The team brought a dramatic new aerodynamic package to the second half of the test, but while other teams were perfecting what they already had, the German marque remained more than a second off the pace.
“I don’t think we’ll be competing for wins,” Hamilton lamented, estimating a one-month time frame before his car will be competitive.
Ferrari is poised to take Mercedes’s place. The Italian team’s horrid last two seasons meant it was allowed more development time than Mercedes and Red Bull Racing, and the team appears to have used it to powerful effect.
Charles Leclerc and Carlos Sainz completed the most laps of any partnership during the preseason and were always near the top of the order, teasing a long-awaited Ferrari resurgence.
“We should try to be at least outsiders, try to be as close as we can,” Ferrari boss Mattia Binotto said. “And if we look at the performance, so far it’s difficult to judge.
“Certainly I hope that it will be very close at the end altogether.”

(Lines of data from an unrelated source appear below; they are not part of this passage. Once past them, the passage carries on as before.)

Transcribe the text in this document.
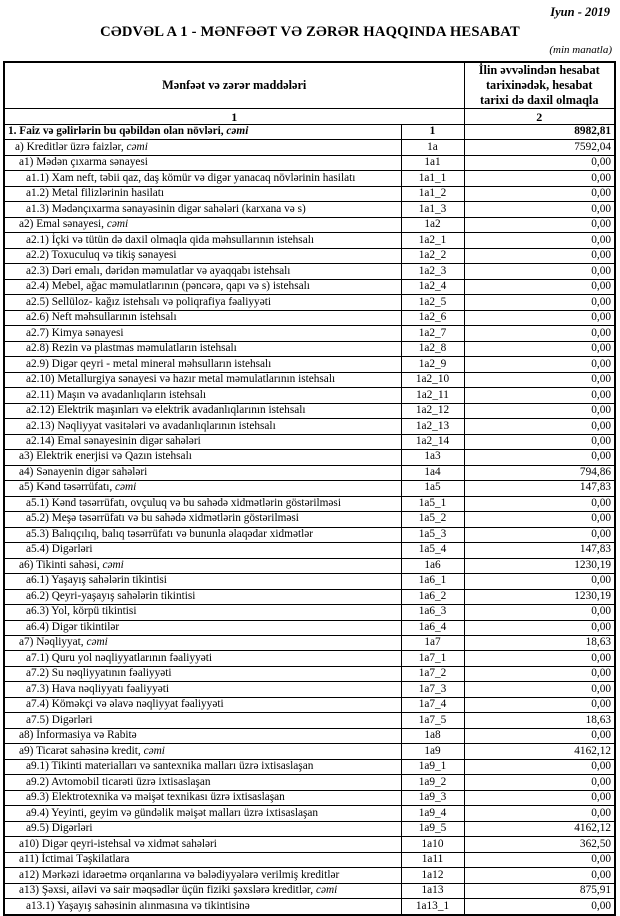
Iyun - 2019
CƏDVƏL A 1 - MƏNFƏƏT VƏ ZƏRƏR HAQQINDA HESABAT
(min manatla)
Mənfəət və zərər maddələri		İlin əvvəlindən hesabat tarixinədək, hesabat tarixi də daxil olmaqla
1		2
1. Faiz və gəlirlərin bu qəbildən olan növləri, cəmi	1	8982,81
a) Kreditlər üzrə faizlər, cəmi	1a	7592,04
a1) Mədən çıxarma sənayesi	1a1	0,00
a1.1) Xam neft, təbii qaz, daş kömür və digər yanacaq növlərinin hasilatı	1a1_1	0,00
a1.2) Metal filizlərinin hasilatı	1a1_2	0,00
a1.3) Mədənçıxarma sənayəsinin digər sahələri (karxana və s)	1a1_3	0,00
a2) Emal sənayesi, cəmi	1a2	0,00
a2.1) İçki və tütün də daxil olmaqla qida məhsullarının istehsalı	1a2_1	0,00
a2.2) Toxuculuq və tikiş sənayesi	1a2_2	0,00
a2.3) Dəri emalı, dəridən məmulatlar və ayaqqabı istehsalı	1a2_3	0,00
a2.4) Mebel, ağac məmulatlarının (pəncərə, qapı və s) istehsalı	1a2_4	0,00
a2.5) Sellüloz- kağız istehsalı və poliqrafiya fəaliyyəti	1a2_5	0,00
a2.6) Neft məhsullarının istehsalı	1a2_6	0,00
a2.7) Kimya sənayesi	1a2_7	0,00
a2.8) Rezin və plastmas məmulatların istehsalı	1a2_8	0,00
a2.9) Digər qeyri - metal mineral məhsulların istehsalı	1a2_9	0,00
a2.10) Metallurgiya sənayesi və hazır metal məmulatlarının istehsalı	1a2_10	0,00
a2.11) Maşın və avadanlıqların istehsalı	1a2_11	0,00
a2.12) Elektrik maşınları və elektrik avadanlıqlarının istehsalı	1a2_12	0,00
a2.13) Nəqliyyat vasitələri və avadanlıqlarının istehsalı	1a2_13	0,00
a2.14) Emal sənayesinin digər sahələri	1a2_14	0,00
a3) Elektrik enerjisi və Qazın istehsalı	1a3	0,00
a4) Sənayenin digər sahələri	1a4	794,86
a5) Kənd təsərrüfatı, cəmi	1a5	147,83
a5.1) Kənd təsərrüfatı, ovçuluq və bu sahədə xidmətlərin göstərilməsi	1a5_1	0,00
a5.2) Meşə təsərrüfatı və bu sahədə xidmətlərin göstərilməsi	1a5_2	0,00
a5.3) Balıqçılıq, balıq təsərrüfatı və bununla əlaqədar xidmətlər	1a5_3	0,00
a5.4) Digərləri	1a5_4	147,83
a6) Tikinti sahəsi, cəmi	1a6	1230,19
a6.1) Yaşayış sahələrin tikintisi	1a6_1	0,00
a6.2) Qeyri-yaşayış sahələrin tikintisi	1a6_2	1230,19
a6.3) Yol, körpü tikintisi	1a6_3	0,00
a6.4) Digər tikintilər	1a6_4	0,00
a7) Nəqliyyat, cəmi	1a7	18,63
a7.1) Quru yol nəqliyyatlarının fəaliyyəti	1a7_1	0,00
a7.2) Su nəqliyyatının fəaliyyəti	1a7_2	0,00
a7.3) Hava nəqliyyatı fəaliyyəti	1a7_3	0,00
a7.4) Köməkçi və əlavə nəqliyyat fəaliyyəti	1a7_4	0,00
a7.5) Digərləri	1a7_5	18,63
a8) İnformasiya və Rabitə	1a8	0,00
a9) Ticarət sahəsinə kredit, cəmi	1a9	4162,12
a9.1) Tikinti materialları və santexnika malları üzrə ixtisaslaşan	1a9_1	0,00
a9.2) Avtomobil ticarəti üzrə ixtisaslaşan	1a9_2	0,00
a9.3) Elektrotexnika və məişət texnikası üzrə ixtisaslaşan	1a9_3	0,00
a9.4) Yeyinti, geyim və gündəlik məişət malları üzrə ixtisaslaşan	1a9_4	0,00
a9.5) Digərləri	1a9_5	4162,12
a10) Digər qeyri-istehsal və xidmət sahələri	1a10	362,50
a11) İctimai Təşkilatlara	1a11	0,00
a12) Mərkəzi idarəetmə orqanlarına və bələdiyyələrə verilmiş kreditlər	1a12	0,00
a13) Şəxsi, ailəvi və sair məqsədlər üçün fiziki şəxslərə kreditlər, cəmi	1a13	875,91
a13.1) Yaşayış sahəsinin alınmasına və tikintisinə	1a13_1	0,00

McLaren must be considered a dark horse too. The papaya orange car was consistently quick during early testing in Spain, but overheating brakes in Bahrain meant it couldn’t push the package.
Lando Norris and Daniel Ricciardo undoubtedly start on the back foot, but there’s clearly pace to be accessed once the odometer starts ticking.
A four-team title fight would be the stuff of F1 dreams. But as the sport proved last year in what may come to be regarded as its best-ever season, you really only need two drivers to create a classic.
Max Verstappen and Lewis Hamilton won’t need any other rivals, and they’re ready to renew their era-defining rivalry for a second season.